A spectre is haunting Europe, the spectre of spending cuts. All the powers of the European Union have entered into a holy alliance to enforce this menace: President and Prime Minister, Chancellor and Monarch, the duly elected and the dubiously installed.
Since late 2007, with governments everywhere searching for a quick buck to pay for bailing out a globally irresponsible banking sector, supposedly ‘flabby’ public sectors became scapegoats of choice.
This meant the wholesale destruction of services ordinary people across the continent rely on to survive, within an increasingly volatile economic system. Austerity is now in full swing across the EU, and it’s biting hard.
Nowhere is that more apparent than the ‘Med-Zone’. Perhaps most notably at the moment, Greece and Spain have both been ravaged by the ill-prescribed medicine of public sector cuts to solve debt whilst society’s elite continue to evade paying their way.
Through pension cuts, unemployment and increasing disparity between haves and have nots, the poor and the put upon are constantly assured there is no “plan B”, by politicians and EU technocrats alike.
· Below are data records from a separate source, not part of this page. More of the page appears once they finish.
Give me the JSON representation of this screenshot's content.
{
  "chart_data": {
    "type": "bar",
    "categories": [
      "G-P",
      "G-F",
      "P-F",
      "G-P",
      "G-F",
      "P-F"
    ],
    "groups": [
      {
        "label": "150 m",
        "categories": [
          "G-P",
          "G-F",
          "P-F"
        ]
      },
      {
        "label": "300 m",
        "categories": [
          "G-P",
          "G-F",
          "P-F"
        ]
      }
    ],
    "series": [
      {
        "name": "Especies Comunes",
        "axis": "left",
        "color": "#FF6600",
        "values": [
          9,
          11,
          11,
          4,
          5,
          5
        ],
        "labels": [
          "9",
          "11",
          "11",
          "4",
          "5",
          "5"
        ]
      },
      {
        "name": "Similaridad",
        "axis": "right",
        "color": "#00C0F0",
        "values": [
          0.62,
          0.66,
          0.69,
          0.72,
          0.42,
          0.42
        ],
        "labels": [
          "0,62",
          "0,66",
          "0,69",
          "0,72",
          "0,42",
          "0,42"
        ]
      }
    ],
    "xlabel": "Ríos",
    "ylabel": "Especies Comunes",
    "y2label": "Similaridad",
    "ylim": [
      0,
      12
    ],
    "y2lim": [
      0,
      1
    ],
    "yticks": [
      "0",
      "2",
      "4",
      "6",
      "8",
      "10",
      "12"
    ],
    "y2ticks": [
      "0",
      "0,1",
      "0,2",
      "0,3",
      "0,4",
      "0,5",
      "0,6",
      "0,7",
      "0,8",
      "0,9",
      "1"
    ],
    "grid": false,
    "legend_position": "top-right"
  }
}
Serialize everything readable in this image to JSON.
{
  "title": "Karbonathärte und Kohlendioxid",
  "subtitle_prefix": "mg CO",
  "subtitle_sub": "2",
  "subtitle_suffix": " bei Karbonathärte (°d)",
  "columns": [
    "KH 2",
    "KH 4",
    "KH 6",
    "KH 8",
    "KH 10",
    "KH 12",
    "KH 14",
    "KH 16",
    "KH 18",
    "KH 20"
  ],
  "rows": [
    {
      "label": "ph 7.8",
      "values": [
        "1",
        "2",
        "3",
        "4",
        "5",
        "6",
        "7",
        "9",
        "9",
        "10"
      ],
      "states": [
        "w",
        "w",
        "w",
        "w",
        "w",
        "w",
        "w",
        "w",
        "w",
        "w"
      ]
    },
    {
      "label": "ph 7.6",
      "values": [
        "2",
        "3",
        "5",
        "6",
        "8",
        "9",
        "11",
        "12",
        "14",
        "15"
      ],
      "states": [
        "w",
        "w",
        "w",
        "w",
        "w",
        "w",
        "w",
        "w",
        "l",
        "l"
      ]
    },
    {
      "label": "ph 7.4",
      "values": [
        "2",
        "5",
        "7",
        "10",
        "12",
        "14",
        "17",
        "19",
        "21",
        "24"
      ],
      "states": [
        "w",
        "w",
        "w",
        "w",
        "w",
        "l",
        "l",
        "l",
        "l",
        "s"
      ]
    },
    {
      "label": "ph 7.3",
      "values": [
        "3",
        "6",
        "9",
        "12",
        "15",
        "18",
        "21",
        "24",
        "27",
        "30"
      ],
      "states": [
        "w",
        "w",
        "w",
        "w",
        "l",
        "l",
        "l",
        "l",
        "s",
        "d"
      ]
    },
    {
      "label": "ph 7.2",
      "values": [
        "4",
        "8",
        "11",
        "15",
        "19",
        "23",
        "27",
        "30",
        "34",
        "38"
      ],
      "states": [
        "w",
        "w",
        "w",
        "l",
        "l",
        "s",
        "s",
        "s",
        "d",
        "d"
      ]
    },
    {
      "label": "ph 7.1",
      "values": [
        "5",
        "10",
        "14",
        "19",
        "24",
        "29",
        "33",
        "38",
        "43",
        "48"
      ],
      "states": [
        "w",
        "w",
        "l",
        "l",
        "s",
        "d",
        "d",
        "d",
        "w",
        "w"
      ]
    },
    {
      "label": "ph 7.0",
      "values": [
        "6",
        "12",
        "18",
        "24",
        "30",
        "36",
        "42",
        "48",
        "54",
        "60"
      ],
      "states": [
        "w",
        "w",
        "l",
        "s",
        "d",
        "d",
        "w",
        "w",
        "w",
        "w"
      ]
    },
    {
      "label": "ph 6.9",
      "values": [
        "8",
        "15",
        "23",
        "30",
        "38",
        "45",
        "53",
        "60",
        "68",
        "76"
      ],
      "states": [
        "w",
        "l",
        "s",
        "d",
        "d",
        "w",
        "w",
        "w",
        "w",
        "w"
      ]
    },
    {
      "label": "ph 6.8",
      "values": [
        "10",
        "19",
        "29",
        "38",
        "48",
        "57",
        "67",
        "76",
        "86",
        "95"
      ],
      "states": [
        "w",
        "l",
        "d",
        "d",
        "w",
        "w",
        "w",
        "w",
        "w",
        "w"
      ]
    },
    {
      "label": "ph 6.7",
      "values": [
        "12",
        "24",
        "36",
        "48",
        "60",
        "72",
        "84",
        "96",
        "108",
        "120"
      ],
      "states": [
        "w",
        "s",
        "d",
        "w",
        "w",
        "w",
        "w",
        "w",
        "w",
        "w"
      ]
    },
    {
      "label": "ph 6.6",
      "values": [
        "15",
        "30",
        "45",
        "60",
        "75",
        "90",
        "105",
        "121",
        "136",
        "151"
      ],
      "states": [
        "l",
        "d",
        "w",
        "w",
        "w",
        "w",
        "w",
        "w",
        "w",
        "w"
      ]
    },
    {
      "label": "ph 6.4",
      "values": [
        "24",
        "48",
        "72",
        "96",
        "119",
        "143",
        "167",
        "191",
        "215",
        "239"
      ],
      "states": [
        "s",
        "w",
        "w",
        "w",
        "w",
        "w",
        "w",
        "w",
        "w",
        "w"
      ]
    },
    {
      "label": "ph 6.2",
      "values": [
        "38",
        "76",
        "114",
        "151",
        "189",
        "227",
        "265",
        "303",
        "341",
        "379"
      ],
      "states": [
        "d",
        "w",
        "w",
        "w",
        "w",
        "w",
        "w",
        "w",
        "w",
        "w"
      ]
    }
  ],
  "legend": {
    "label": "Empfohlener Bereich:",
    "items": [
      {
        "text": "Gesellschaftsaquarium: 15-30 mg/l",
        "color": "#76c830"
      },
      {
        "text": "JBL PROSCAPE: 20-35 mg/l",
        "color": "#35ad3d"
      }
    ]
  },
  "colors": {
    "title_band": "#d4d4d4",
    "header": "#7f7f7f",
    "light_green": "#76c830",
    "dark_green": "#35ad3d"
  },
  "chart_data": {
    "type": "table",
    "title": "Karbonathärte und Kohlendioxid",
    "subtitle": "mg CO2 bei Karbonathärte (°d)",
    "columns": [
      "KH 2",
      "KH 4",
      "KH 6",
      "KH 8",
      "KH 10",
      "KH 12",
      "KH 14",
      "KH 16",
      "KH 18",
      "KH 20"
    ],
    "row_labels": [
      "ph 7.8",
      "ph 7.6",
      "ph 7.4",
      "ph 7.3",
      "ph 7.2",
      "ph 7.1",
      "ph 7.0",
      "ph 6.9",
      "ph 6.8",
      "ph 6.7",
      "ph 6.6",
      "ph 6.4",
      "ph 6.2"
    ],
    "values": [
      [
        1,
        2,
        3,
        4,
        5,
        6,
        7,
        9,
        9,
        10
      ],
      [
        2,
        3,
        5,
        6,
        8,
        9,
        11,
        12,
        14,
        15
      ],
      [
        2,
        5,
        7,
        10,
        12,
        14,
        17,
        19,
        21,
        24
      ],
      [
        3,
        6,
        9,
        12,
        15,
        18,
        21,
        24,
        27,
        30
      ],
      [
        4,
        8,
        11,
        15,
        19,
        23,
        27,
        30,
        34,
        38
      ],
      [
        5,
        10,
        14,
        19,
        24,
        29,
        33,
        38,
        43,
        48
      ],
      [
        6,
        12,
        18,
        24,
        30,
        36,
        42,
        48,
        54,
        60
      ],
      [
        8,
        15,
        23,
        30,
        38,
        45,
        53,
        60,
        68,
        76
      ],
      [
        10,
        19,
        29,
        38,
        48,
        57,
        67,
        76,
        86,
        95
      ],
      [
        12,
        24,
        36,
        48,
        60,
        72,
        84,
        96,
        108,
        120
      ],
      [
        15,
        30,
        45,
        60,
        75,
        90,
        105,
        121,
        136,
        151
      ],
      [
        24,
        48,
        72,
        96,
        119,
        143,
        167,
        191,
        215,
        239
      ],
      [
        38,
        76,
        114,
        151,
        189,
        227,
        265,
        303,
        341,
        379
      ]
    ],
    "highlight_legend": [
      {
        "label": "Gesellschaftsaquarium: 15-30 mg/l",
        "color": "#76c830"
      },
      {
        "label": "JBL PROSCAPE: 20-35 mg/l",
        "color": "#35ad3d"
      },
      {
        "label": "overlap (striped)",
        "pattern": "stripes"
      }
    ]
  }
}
However, both Greek and Spanish citizens have demonstrated they are committed, more than ever, to exorcise the apparition of slash and burn economics. Last month Greece saw its first general strike since their new government formed, Molotov cocktails were hurled in Athens and anger erupted into the streets of Madrid, as thousands marched against cuts and 25% unemployment.
In the UK, meanwhile, you might be forgiven (though not by me) for thinking everything on the mainland was hunky-dory. At the time, there was a conspicuously protest shaped hole in the output of most media, from the papers to the BBC.
Special mention must go to the Daily Mail though, who whilst thousands of outraged Spanish citizens – beaten mercilessly by police – surrounded their national congress, treated us to hard-hitting stories like “The woman who says biscuit 1600 times a day.”
But this isn’t the only hole in the tapestry – there’s one closer to home. If a visitor from another planet were to skim British news, they might come to conclude this island is a safe-haven, a bubble without trouble.
This is because, despite the NHS being sold off, benefits slashed, pensions stolen, and education savaged; debates over trivial matters such as topless Royals have been given prominence. The subsequent discussions have been so frantic and hyperbolic; it might look as though we, unlike our Mediterranean cousins, have nothing better to complain about.
Certainly, during the week of the Labour Party conference, there has been little to suggest otherwise. Ed Miliband’s feeble sub-promises and his party’s lack-lustre excuses for “opposition” to cuts suggest, come 2015, a Labour government ensures “Things can only get similar”.
But step outside this surreal vacuum of acceptance and you’ll find raw anger bubbling in the public consciousness. Far from the caricature of the tea-drinking, grumbling British, it’s manifesting itself in the ways of Greek and Spanish resistance.
This autumn protests, occupations, and strikes, from our campus to the capital, are signs that the public here too, are in the process of exorcising our own austerity demons.
It begins on October 20 in London, at a demo entitled “A future that works”. In the spirit of mainland resistance, when the government try to bleed us dry, we must not cower in submission; it’s time to unite.